You’s a 40-Year-Old Virgin and so’s your cocktail
Hold ya breath while I exhale, beached whale!
Gettin’ contact high? What’s ya contact rate?
87 percent last year! You suck! Get ya facts straight:
This year you left 98 percent of runners on base,
It’s impossible to stay anywhere near that pace!
At a Chinese place you stuff your face
Like you stuff your ass with a bouillabaisse of
For testosterone? How come you still got tits?
Look Freak— ya rap style’s weak.
You a soft-tossin’ has-been hippie pipsqueak.
Ya ownership droppin’ like ya fastball speed:
Players layin’ off your junk better than you layin’ off the weed.

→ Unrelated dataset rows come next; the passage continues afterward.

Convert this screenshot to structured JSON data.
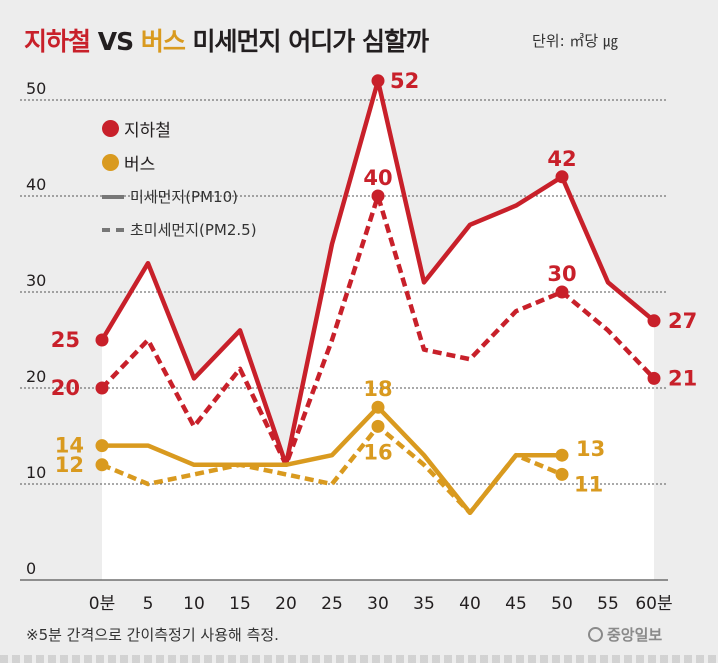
{
  "title": {
    "subway": "지하철",
    "vs": "VS",
    "bus": "버스",
    "rest": "미세먼지 어디가 심할까"
  },
  "unit_label": "단위: ㎥당 ㎍",
  "legend": {
    "subway": "지하철",
    "bus": "버스",
    "pm10": "미세먼지(PM10)",
    "pm25": "초미세먼지(PM2.5)"
  },
  "footnote": "※5분 간격으로 간이측정기 사용해 측정.",
  "source": "중앙일보",
  "colors": {
    "subway": "#c8202a",
    "bus": "#d99a1f",
    "grid": "#555555",
    "area": "#ffffff",
    "text": "#231f20"
  },
  "chart_data": {
    "type": "line",
    "title": "지하철 VS 버스 미세먼지 어디가 심할까",
    "unit": "단위: ㎥당 ㎍",
    "x": [
      0,
      5,
      10,
      15,
      20,
      25,
      30,
      35,
      40,
      45,
      50,
      55,
      60
    ],
    "x_tick_labels": [
      "0분",
      "5",
      "10",
      "15",
      "20",
      "25",
      "30",
      "35",
      "40",
      "45",
      "50",
      "55",
      "60분"
    ],
    "y_ticks": [
      0,
      10,
      20,
      30,
      40,
      50
    ],
    "ylim": [
      0,
      55
    ],
    "grid": "horizontal-dashed",
    "legend_position": "top-left",
    "series": [
      {
        "name": "지하철 미세먼지(PM10)",
        "group": "subway",
        "style": "solid",
        "x": [
          0,
          5,
          10,
          15,
          20,
          25,
          30,
          35,
          40,
          45,
          50,
          55,
          60
        ],
        "values": [
          25,
          33,
          21,
          26,
          12,
          35,
          52,
          31,
          37,
          39,
          42,
          31,
          27
        ],
        "labeled": [
          {
            "x": 0,
            "label": "25"
          },
          {
            "x": 30,
            "label": "52"
          },
          {
            "x": 50,
            "label": "42"
          },
          {
            "x": 60,
            "label": "27"
          }
        ]
      },
      {
        "name": "지하철 초미세먼지(PM2.5)",
        "group": "subway",
        "style": "dashed",
        "x": [
          0,
          5,
          10,
          15,
          20,
          25,
          30,
          35,
          40,
          45,
          50,
          55,
          60
        ],
        "values": [
          20,
          25,
          16,
          22,
          12,
          25,
          40,
          24,
          23,
          28,
          30,
          26,
          21
        ],
        "labeled": [
          {
            "x": 0,
            "label": "20"
          },
          {
            "x": 30,
            "label": "40"
          },
          {
            "x": 50,
            "label": "30"
          },
          {
            "x": 60,
            "label": "21"
          }
        ]
      },
      {
        "name": "버스 미세먼지(PM10)",
        "group": "bus",
        "style": "solid",
        "x": [
          0,
          5,
          10,
          15,
          20,
          25,
          30,
          35,
          40,
          45,
          50
        ],
        "values": [
          14,
          14,
          12,
          12,
          12,
          13,
          18,
          13,
          7,
          13,
          13
        ],
        "labeled": [
          {
            "x": 0,
            "label": "14"
          },
          {
            "x": 30,
            "label": "18"
          },
          {
            "x": 50,
            "label": "13"
          }
        ]
      },
      {
        "name": "버스 초미세먼지(PM2.5)",
        "group": "bus",
        "style": "dashed",
        "x": [
          0,
          5,
          10,
          15,
          20,
          25,
          30,
          35,
          40,
          45,
          50
        ],
        "values": [
          12,
          10,
          11,
          12,
          11,
          10,
          16,
          12,
          7,
          13,
          11
        ],
        "labeled": [
          {
            "x": 0,
            "label": "12"
          },
          {
            "x": 30,
            "label": "16"
          },
          {
            "x": 50,
            "label": "11"
          }
        ]
      }
    ]
  }
}
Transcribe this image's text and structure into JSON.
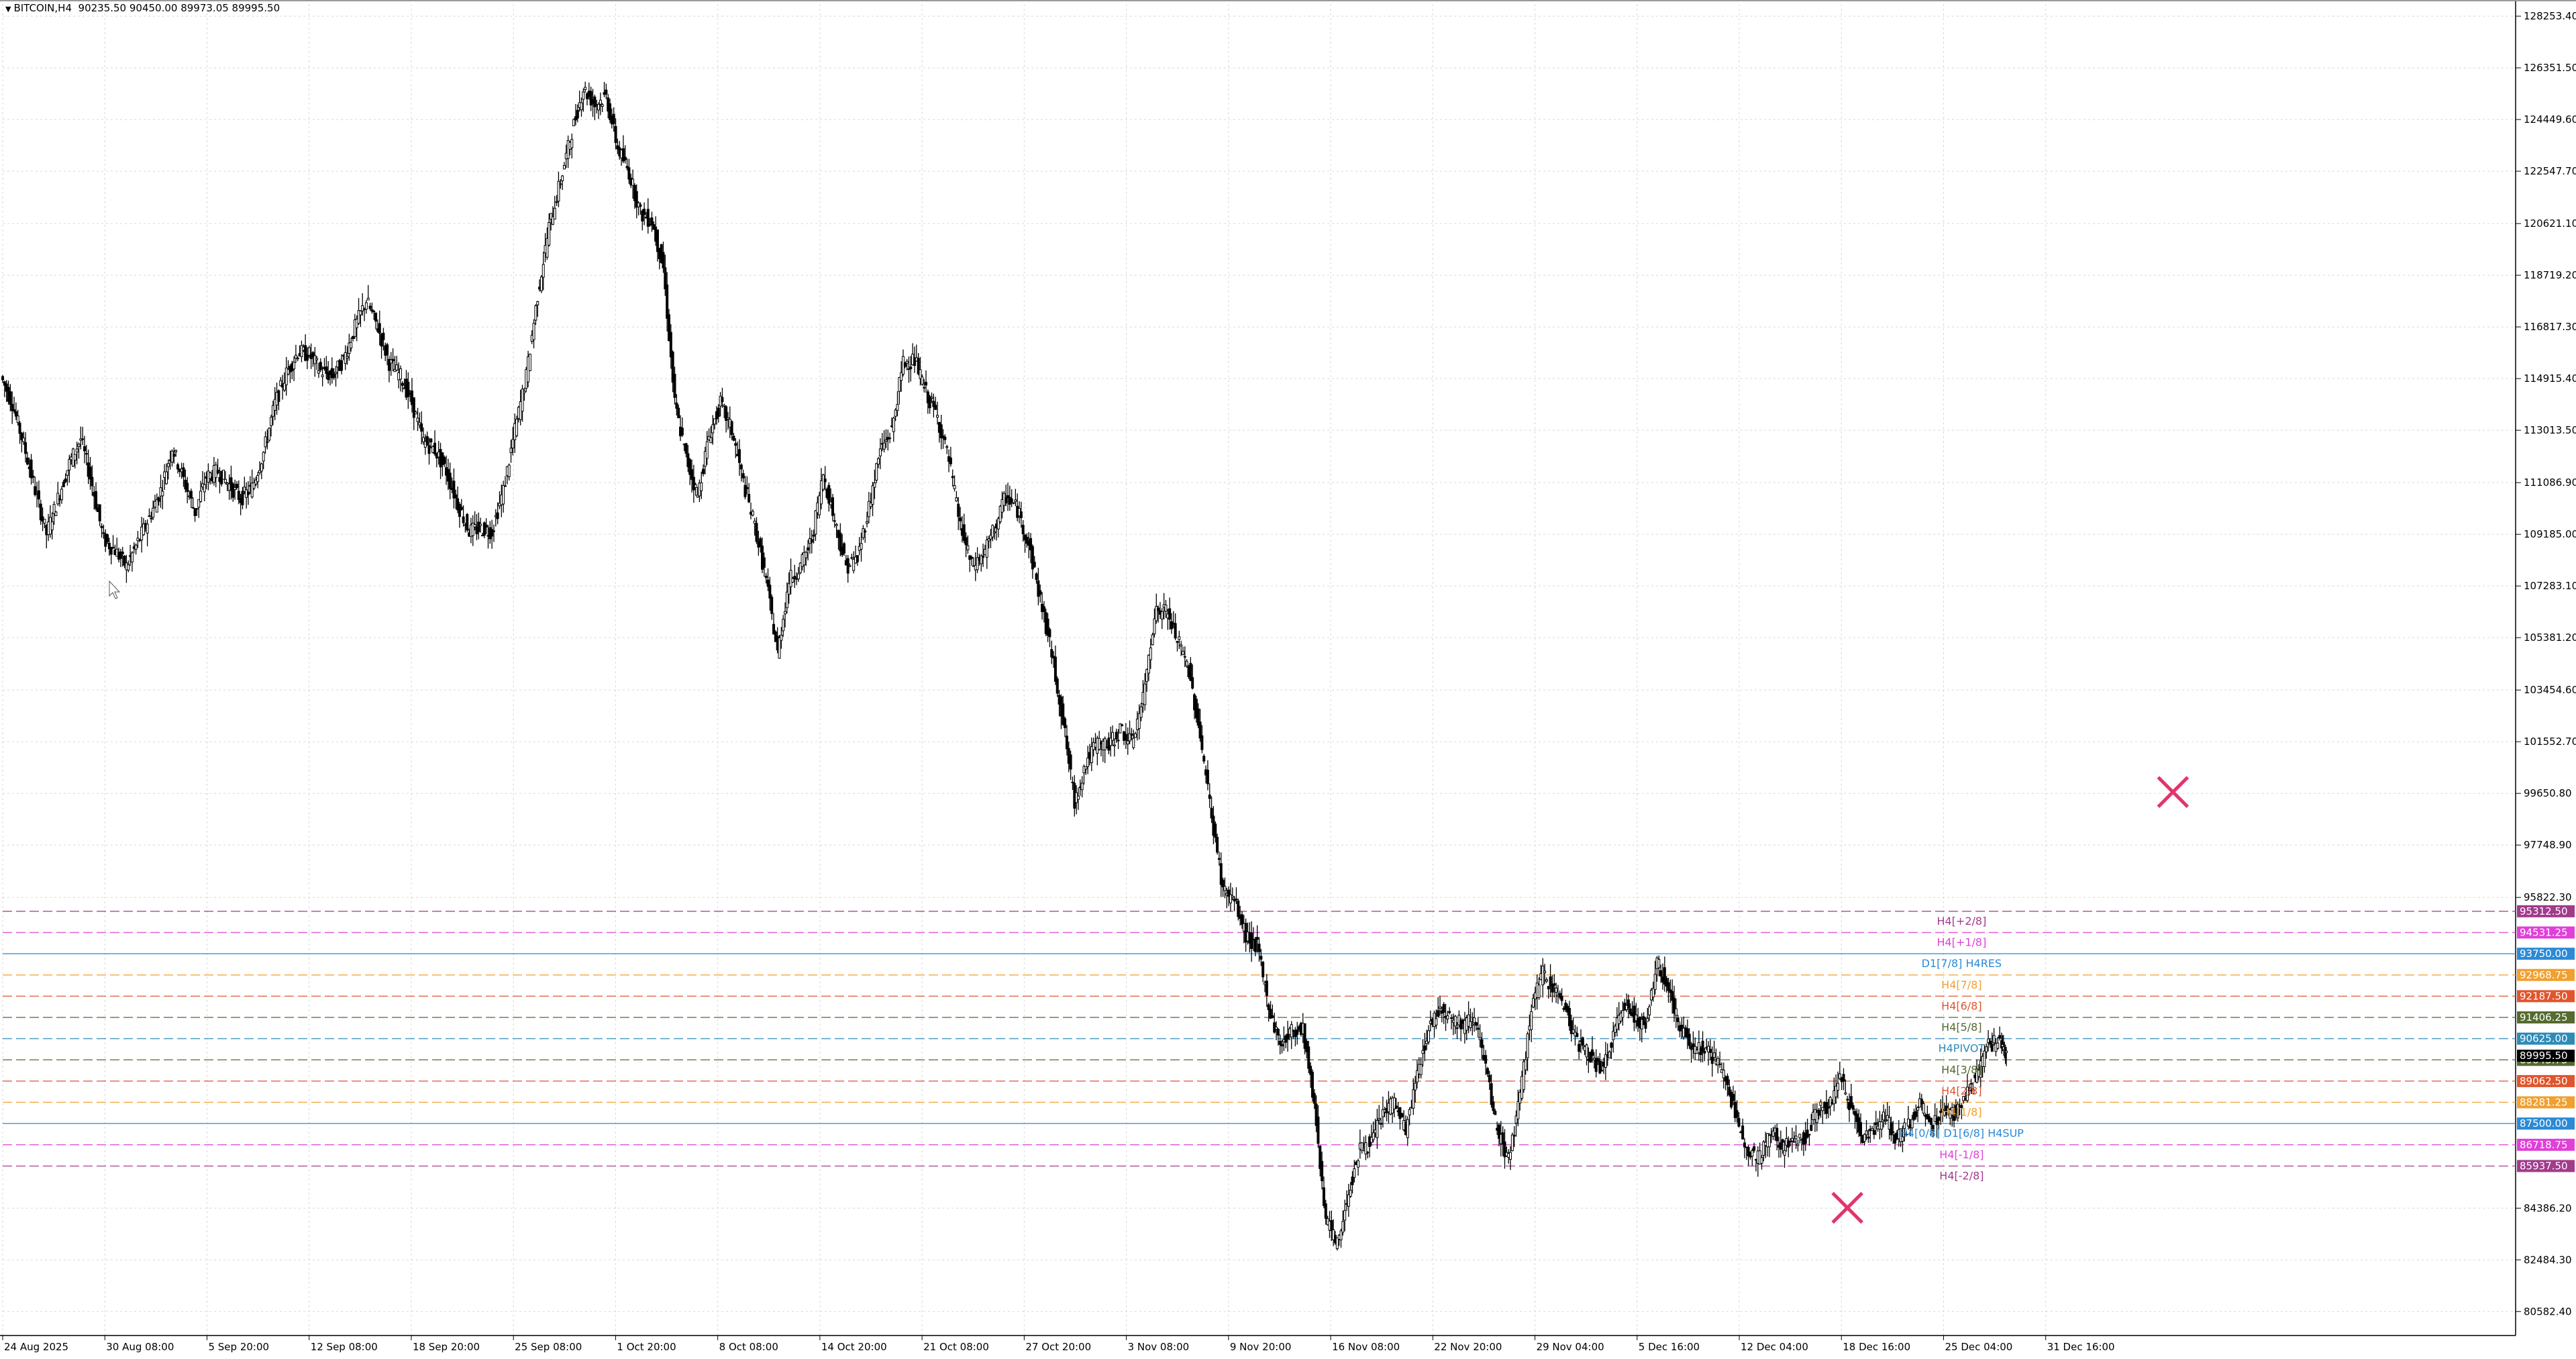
{
  "header": {
    "symbol_timeframe": "BITCOIN,H4",
    "ohlc": "90235.50 90450.00 89973.05 89995.50"
  },
  "colors": {
    "background": "#ffffff",
    "grid": "#d8d8d8",
    "candle": "#000000",
    "axis_text": "#000000",
    "marker": "#e0356b"
  },
  "chart_data": {
    "type": "candlestick",
    "title": "",
    "xlabel": "",
    "ylabel": "",
    "grid": true,
    "ylim": [
      79700,
      128700
    ],
    "y_ticks": [
      "128253.40",
      "126351.50",
      "124449.60",
      "122547.70",
      "120621.10",
      "118719.20",
      "116817.30",
      "114915.40",
      "113013.50",
      "111086.90",
      "109185.00",
      "107283.10",
      "105381.20",
      "103454.60",
      "101552.70",
      "99650.80",
      "97748.90",
      "95822.30",
      "84386.20",
      "82484.30",
      "80582.40"
    ],
    "x_ticks": [
      "24 Aug 2025",
      "30 Aug 08:00",
      "5 Sep 20:00",
      "12 Sep 08:00",
      "18 Sep 20:00",
      "25 Sep 08:00",
      "1 Oct 20:00",
      "8 Oct 08:00",
      "14 Oct 20:00",
      "21 Oct 08:00",
      "27 Oct 20:00",
      "3 Nov 08:00",
      "9 Nov 20:00",
      "16 Nov 08:00",
      "22 Nov 20:00",
      "29 Nov 04:00",
      "5 Dec 16:00",
      "12 Dec 04:00",
      "18 Dec 16:00",
      "25 Dec 04:00",
      "31 Dec 16:00"
    ],
    "series": [
      {
        "values": [
          [
            0,
            115000
          ],
          [
            2,
            114000
          ],
          [
            4,
            112500
          ],
          [
            6,
            110800
          ],
          [
            8,
            109200
          ],
          [
            10,
            110500
          ],
          [
            12,
            111800
          ],
          [
            14,
            112700
          ],
          [
            16,
            111000
          ],
          [
            18,
            109000
          ],
          [
            20,
            108600
          ],
          [
            22,
            108000
          ],
          [
            24,
            108900
          ],
          [
            26,
            109800
          ],
          [
            28,
            110800
          ],
          [
            30,
            112400
          ],
          [
            32,
            111200
          ],
          [
            34,
            110000
          ],
          [
            36,
            111300
          ],
          [
            38,
            111500
          ],
          [
            40,
            111000
          ],
          [
            42,
            110500
          ],
          [
            44,
            110900
          ],
          [
            46,
            112200
          ],
          [
            48,
            114000
          ],
          [
            50,
            115100
          ],
          [
            52,
            115900
          ],
          [
            54,
            115800
          ],
          [
            56,
            115200
          ],
          [
            58,
            115000
          ],
          [
            60,
            115600
          ],
          [
            62,
            116800
          ],
          [
            64,
            117800
          ],
          [
            66,
            116800
          ],
          [
            68,
            115500
          ],
          [
            70,
            115000
          ],
          [
            72,
            114000
          ],
          [
            74,
            112600
          ],
          [
            76,
            112300
          ],
          [
            78,
            111500
          ],
          [
            80,
            110300
          ],
          [
            82,
            109300
          ],
          [
            84,
            109400
          ],
          [
            86,
            109300
          ],
          [
            88,
            110800
          ],
          [
            90,
            113000
          ],
          [
            92,
            115000
          ],
          [
            94,
            118000
          ],
          [
            96,
            120500
          ],
          [
            98,
            122200
          ],
          [
            100,
            124000
          ],
          [
            102,
            125600
          ],
          [
            104,
            125000
          ],
          [
            106,
            125300
          ],
          [
            108,
            123400
          ],
          [
            110,
            122500
          ],
          [
            112,
            121000
          ],
          [
            114,
            120700
          ],
          [
            116,
            119000
          ],
          [
            118,
            114000
          ],
          [
            120,
            112000
          ],
          [
            122,
            110600
          ],
          [
            124,
            112800
          ],
          [
            126,
            114000
          ],
          [
            128,
            113000
          ],
          [
            130,
            111100
          ],
          [
            132,
            109500
          ],
          [
            134,
            107500
          ],
          [
            136,
            104800
          ],
          [
            138,
            107500
          ],
          [
            140,
            108000
          ],
          [
            142,
            109000
          ],
          [
            144,
            111400
          ],
          [
            146,
            109700
          ],
          [
            148,
            108000
          ],
          [
            150,
            108300
          ],
          [
            152,
            110200
          ],
          [
            154,
            112300
          ],
          [
            156,
            113000
          ],
          [
            158,
            115500
          ],
          [
            160,
            115600
          ],
          [
            162,
            114400
          ],
          [
            164,
            113500
          ],
          [
            166,
            111900
          ],
          [
            168,
            109500
          ],
          [
            170,
            108000
          ],
          [
            172,
            108400
          ],
          [
            174,
            109400
          ],
          [
            176,
            110600
          ],
          [
            178,
            110100
          ],
          [
            180,
            108800
          ],
          [
            182,
            106800
          ],
          [
            184,
            104800
          ],
          [
            186,
            102300
          ],
          [
            188,
            99300
          ],
          [
            190,
            100800
          ],
          [
            192,
            101500
          ],
          [
            194,
            101400
          ],
          [
            196,
            102000
          ],
          [
            198,
            101500
          ],
          [
            200,
            103100
          ],
          [
            202,
            106300
          ],
          [
            204,
            106400
          ],
          [
            206,
            105300
          ],
          [
            208,
            104200
          ],
          [
            210,
            101800
          ],
          [
            212,
            98800
          ],
          [
            214,
            96100
          ],
          [
            216,
            95700
          ],
          [
            218,
            94400
          ],
          [
            220,
            94000
          ],
          [
            222,
            91800
          ],
          [
            224,
            90400
          ],
          [
            226,
            90900
          ],
          [
            228,
            91000
          ],
          [
            230,
            88200
          ],
          [
            232,
            84000
          ],
          [
            234,
            83000
          ],
          [
            236,
            85000
          ],
          [
            238,
            86600
          ],
          [
            240,
            86800
          ],
          [
            242,
            87900
          ],
          [
            244,
            88300
          ],
          [
            246,
            87200
          ],
          [
            248,
            89300
          ],
          [
            250,
            91000
          ],
          [
            252,
            91800
          ],
          [
            254,
            91400
          ],
          [
            256,
            91100
          ],
          [
            258,
            91500
          ],
          [
            260,
            89500
          ],
          [
            262,
            87200
          ],
          [
            264,
            86200
          ],
          [
            266,
            88400
          ],
          [
            268,
            91800
          ],
          [
            270,
            93000
          ],
          [
            272,
            92500
          ],
          [
            274,
            91700
          ],
          [
            276,
            90500
          ],
          [
            278,
            90100
          ],
          [
            280,
            89400
          ],
          [
            282,
            90400
          ],
          [
            284,
            91900
          ],
          [
            286,
            91500
          ],
          [
            288,
            91000
          ],
          [
            290,
            93400
          ],
          [
            292,
            92500
          ],
          [
            294,
            91000
          ],
          [
            296,
            90400
          ],
          [
            298,
            90300
          ],
          [
            300,
            89900
          ],
          [
            302,
            89200
          ],
          [
            304,
            87500
          ],
          [
            306,
            86600
          ],
          [
            308,
            86200
          ],
          [
            310,
            87300
          ],
          [
            312,
            86600
          ],
          [
            314,
            86900
          ],
          [
            316,
            87000
          ],
          [
            318,
            88000
          ],
          [
            320,
            88100
          ],
          [
            322,
            89200
          ],
          [
            324,
            88100
          ],
          [
            326,
            87000
          ],
          [
            328,
            87400
          ],
          [
            330,
            87700
          ],
          [
            332,
            86900
          ],
          [
            334,
            87400
          ],
          [
            336,
            88200
          ],
          [
            338,
            87400
          ],
          [
            340,
            88000
          ],
          [
            342,
            87900
          ],
          [
            344,
            88500
          ],
          [
            346,
            89300
          ],
          [
            348,
            90400
          ],
          [
            350,
            90500
          ],
          [
            351,
            89995
          ]
        ]
      }
    ],
    "levels": [
      {
        "label": "H4[+2/8]",
        "value": 95312.5,
        "price": "95312.50",
        "color": "#a13b8c"
      },
      {
        "label": "H4[+1/8]",
        "value": 94531.25,
        "price": "94531.25",
        "color": "#e040d8"
      },
      {
        "label": "D1[7/8] H4RES",
        "value": 93750.0,
        "price": "93750.00",
        "color": "#2b8ad6"
      },
      {
        "label": "H4[7/8]",
        "value": 92968.75,
        "price": "92968.75",
        "color": "#f0a030"
      },
      {
        "label": "H4[6/8]",
        "value": 92187.5,
        "price": "92187.50",
        "color": "#e0552e"
      },
      {
        "label": "H4[5/8]",
        "value": 91406.25,
        "price": "91406.25",
        "color": "#556b2f"
      },
      {
        "label": "H4PIVOT",
        "value": 90625.0,
        "price": "90625.00",
        "color": "#2e8bb8"
      },
      {
        "label": "H4[3/8]",
        "value": 89843.75,
        "price": "89843.75",
        "color": "#556b2f"
      },
      {
        "label": "H4[2/8]",
        "value": 89062.5,
        "price": "89062.50",
        "color": "#e0552e"
      },
      {
        "label": "H4[1/8]",
        "value": 88281.25,
        "price": "88281.25",
        "color": "#f0a030"
      },
      {
        "label": "H4[0/8] D1[6/8] H4SUP",
        "value": 87500.0,
        "price": "87500.00",
        "color": "#2b8ad6"
      },
      {
        "label": "H4[-1/8]",
        "value": 86718.75,
        "price": "86718.75",
        "color": "#e040d8"
      },
      {
        "label": "H4[-2/8]",
        "value": 85937.5,
        "price": "85937.50",
        "color": "#a13b8c"
      }
    ],
    "extra_price_tags": [
      {
        "price": "89995.50",
        "value": 89995.5,
        "color": "#000000"
      }
    ],
    "markers": [
      {
        "type": "cross",
        "x": 380,
        "value": 99700
      },
      {
        "type": "cross",
        "x": 323,
        "value": 84400
      }
    ],
    "x_range": [
      0,
      440
    ]
  }
}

Do your team a Giant favor, go on the DL you douche,
Looking like an epileptic 12-year-old Nuke LaLoosh.
Disabled list? Never!
I’m the Franchise, motherfucker, you think you so clever?
You got bone chips, and greasy lips,
Jacked up shoulder and Aretha Franklin’s hips,
Rotator cuff—have I said enough?
Did the cat get your tongue or is that peanut butter n’ fluff?
Your fat jokes are whack, bet the kids say lawl,
Did you practice them all on Pablo Sandoval?
Inject some stem cells into your rhymes
You been traded or cut now, how many times?
You got the Indians, Expos,
White Sox and the Red Hose,
A’s, Yankees, on further inspection
You change ya clothes faster than Malayasian pilots change direction!
Imma throw another no-no and then I’m gonna get sauced!
(drops mic, grabs a beer from a nearby vendor)
Shove it up ya Bumgarner, you don’t impress me.
Respect ya elders, son, check ya tone when you address me.
I gots the last word since you already quit:
My name’s Colon
But you’re the one who’s full of shit.